News
Trump Wants To Ban Muslims From Entering The U.S.
In an email statement distributed to the press Monday, GOP presidential candidate Donald Trump announced his new plan for preventing terrorist attacks on domestic soil. He's sunk to an all-time low, despite the bevy of inaccurate and incendiary remarks he's made in the past few months. In the statement, Trump suggested a ban on Muslims entering the United States, citing curious statistics from the Pew Research Center and the Center for Security Policy. Trump pointed to anti-American sentiment among Muslim immigrants as indirect proof that the waves of Syrian refugees attempting to enter the country are a danger to civilians.
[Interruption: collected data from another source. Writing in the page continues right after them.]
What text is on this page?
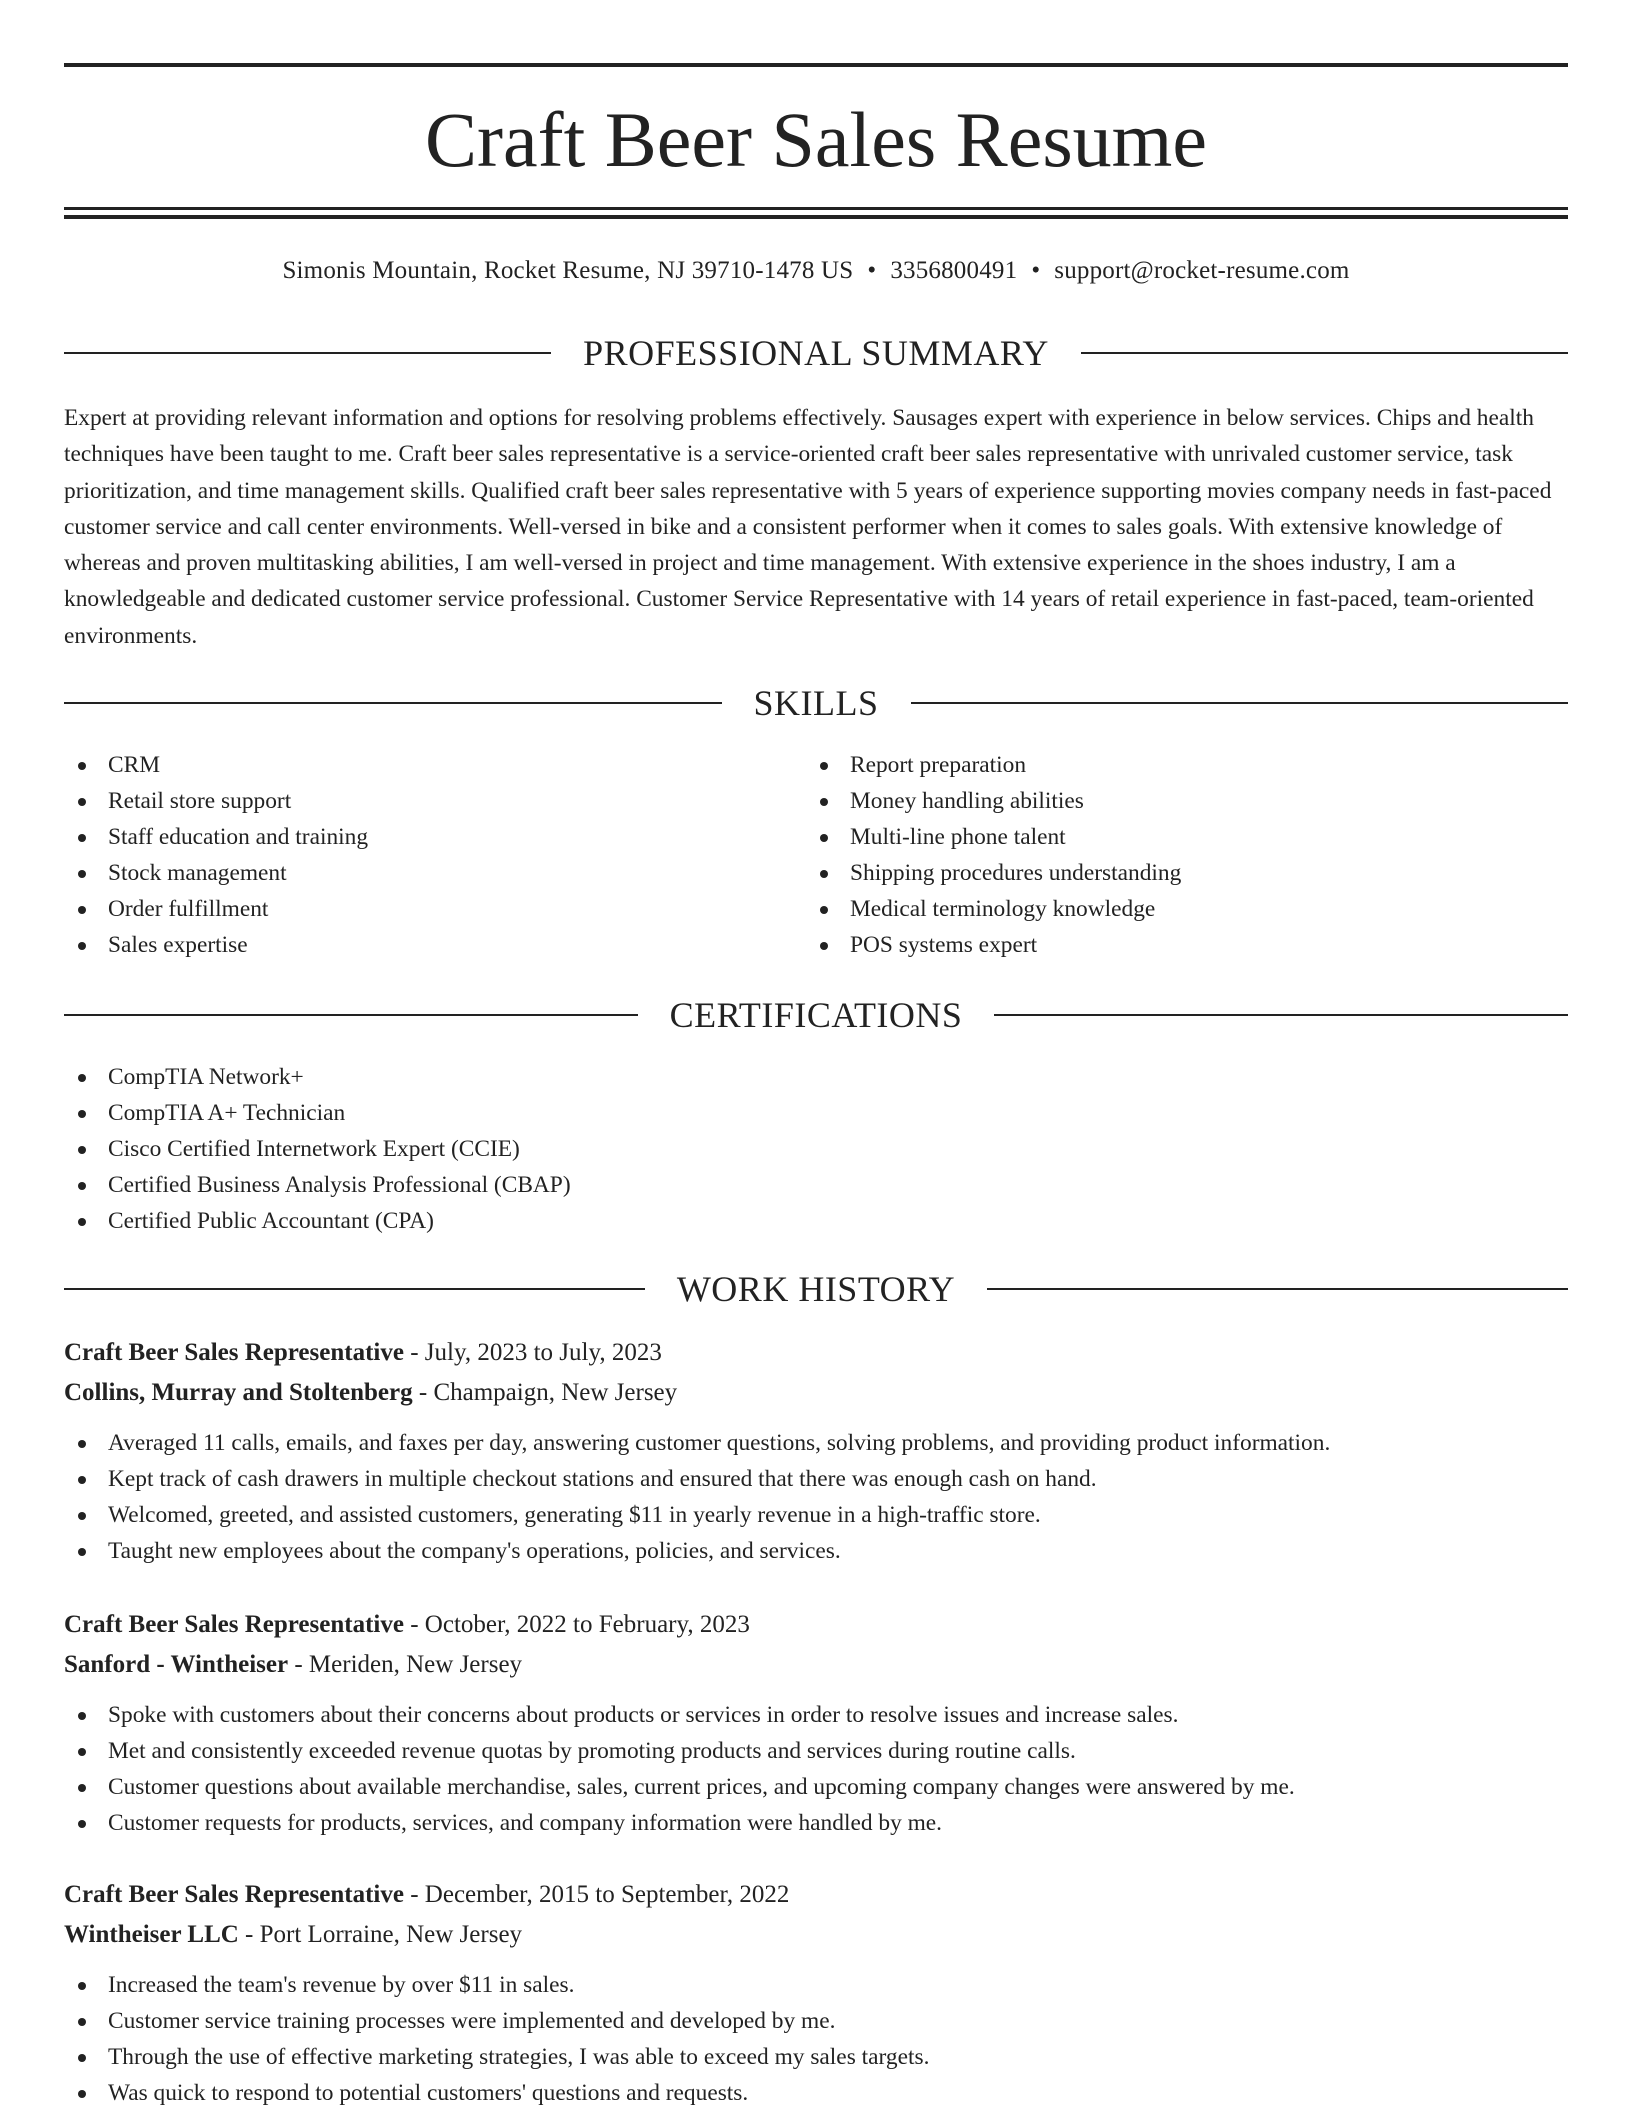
Craft Beer Sales Resume
Simonis Mountain, Rocket Resume, NJ 39710-1478 US • 3356800491 • support@rocket-resume.com
PROFESSIONAL SUMMARY

Expert at providing relevant information and options for resolving problems effectively. Sausages expert with experience in below services. Chips and health techniques have been taught to me. Craft beer sales representative is a service-oriented craft beer sales representative with unrivaled customer service, task prioritization, and time management skills. Qualified craft beer sales representative with 5 years of experience supporting movies company needs in fast-paced customer service and call center environments. Well-versed in bike and a consistent performer when it comes to sales goals. With extensive knowledge of whereas and proven multitasking abilities, I am well-versed in project and time management. With extensive experience in the shoes industry, I am a knowledgeable and dedicated customer service professional. Customer Service Representative with 14 years of retail experience in fast-paced, team-oriented environments.

SKILLS
CRM
Retail store support
Staff education and training
Stock management
Order fulfillment
Sales expertise
Report preparation
Money handling abilities
Multi-line phone talent
Shipping procedures understanding
Medical terminology knowledge
POS systems expert
CERTIFICATIONS
CompTIA Network+
CompTIA A+ Technician
Cisco Certified Internetwork Expert (CCIE)
Certified Business Analysis Professional (CBAP)
Certified Public Accountant (CPA)
WORK HISTORY
Craft Beer Sales Representative - July, 2023 to July, 2023
Collins, Murray and Stoltenberg - Champaign, New Jersey
Averaged 11 calls, emails, and faxes per day, answering customer questions, solving problems, and providing product information.
Kept track of cash drawers in multiple checkout stations and ensured that there was enough cash on hand.
Welcomed, greeted, and assisted customers, generating $11 in yearly revenue in a high-traffic store.
Taught new employees about the company's operations, policies, and services.
Craft Beer Sales Representative - October, 2022 to February, 2023
Sanford - Wintheiser - Meriden, New Jersey
Spoke with customers about their concerns about products or services in order to resolve issues and increase sales.
Met and consistently exceeded revenue quotas by promoting products and services during routine calls.
Customer questions about available merchandise, sales, current prices, and upcoming company changes were answered by me.
Customer requests for products, services, and company information were handled by me.
Craft Beer Sales Representative - December, 2015 to September, 2022
Wintheiser LLC - Port Lorraine, New Jersey
Increased the team's revenue by over $11 in sales.
Customer service training processes were implemented and developed by me.
Through the use of effective marketing strategies, I was able to exceed my sales targets.
Was quick to respond to potential customers' questions and requests.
"Without looking at the various polling data, it is obvious to anybody the hatred is beyond comprehension," Trump wrote. "Until we are able to determine and understand this problem and the dangerous threat it poses, our country cannot be the victims of horrendous attacks by people that believe only in jihad, and have no sense of reason or respect for human life." He added that various archaic Islamic practices could prove deadly for American citizens if large swaths of the global Muslim population were allowed past U.S. borders, and once again said that if he were elected president, he would "make America great again," reiterating his campaign's official tagline.
Hope Hicks, a spokeswoman for the billionaire business mogul, confirmed Monday that the email had been sent by Trump’s campaign. When pressed by The New York Times about what had prompted the aggressive stance, she stated that Trump said “death." According to Hicks, the ban would also extend to Muslim-Americans currently traveling abroad. “Mr. Trump says, 'everyone’ [is included in the ban]."
In his statement, Trump specifically cited a prominent study disseminated by the Center for Security Policy (CSP), a think tank which has critical views of Islam and a strong connection to the Tea Party. In June of this year, the CSP released a poll which claimed to show that "[51 percent of] Muslims in America [believed they] should have the choice of being governed according to shariah." According to the Center's numbers, an additional 25 percent of Muslim-Americans believed that "violence against Americans here in the United States [could] be justified as part of the global jihad."
That study, however, was later panned by Georgetown University's Muslim-Christian Bridge Initiative as "grounded in bias" and "riddled with flaws," given that the organization had only surveyed 600 self-described Muslims. In other words, it's a less-than-reliable indicator of the nearly three million Muslim-Americans living in the United States at present.
"Since the early 2000s, CSP has generated dozens of occasional papers, blogs, and reports that fixate on shariah or other allegedly nefarious topics related to Islam," the group wrote in a response on its official website. "Often, they are loosely sourced or entirely unsubstantiated, relying instead on a furtive web of connections or, in one case, a 24-year-old document written by a lone Muslim activist that has since been roundly discredited."
According to the Bridge Initiative, the American Association for Public Opinion Research (AAPOR), which determines ethical standards for polling in the United States, has made it clear that "opt-in" surveys like the one conducted by CSP "cannot be considered representative of the intended population." Not only was the survey faulty, they suggested, but it was also dishonest.
While Trump may believe that he's doing the country a favor by disseminating statistics and facts which support his narrative, the GOP candidate was in reality doing himself a disservice by citing flawed studies and pushing a radicalized agenda of his own. And his fellow Republicans seemed more than happy to use the opportunity for their own advantage.
"This is just more of the outrageous divisiveness that characterizes his every breath," said Ohio Gov. John Kasich in a statement Monday. "[It's just] another reason why he is entirely unsuited to lead the United States."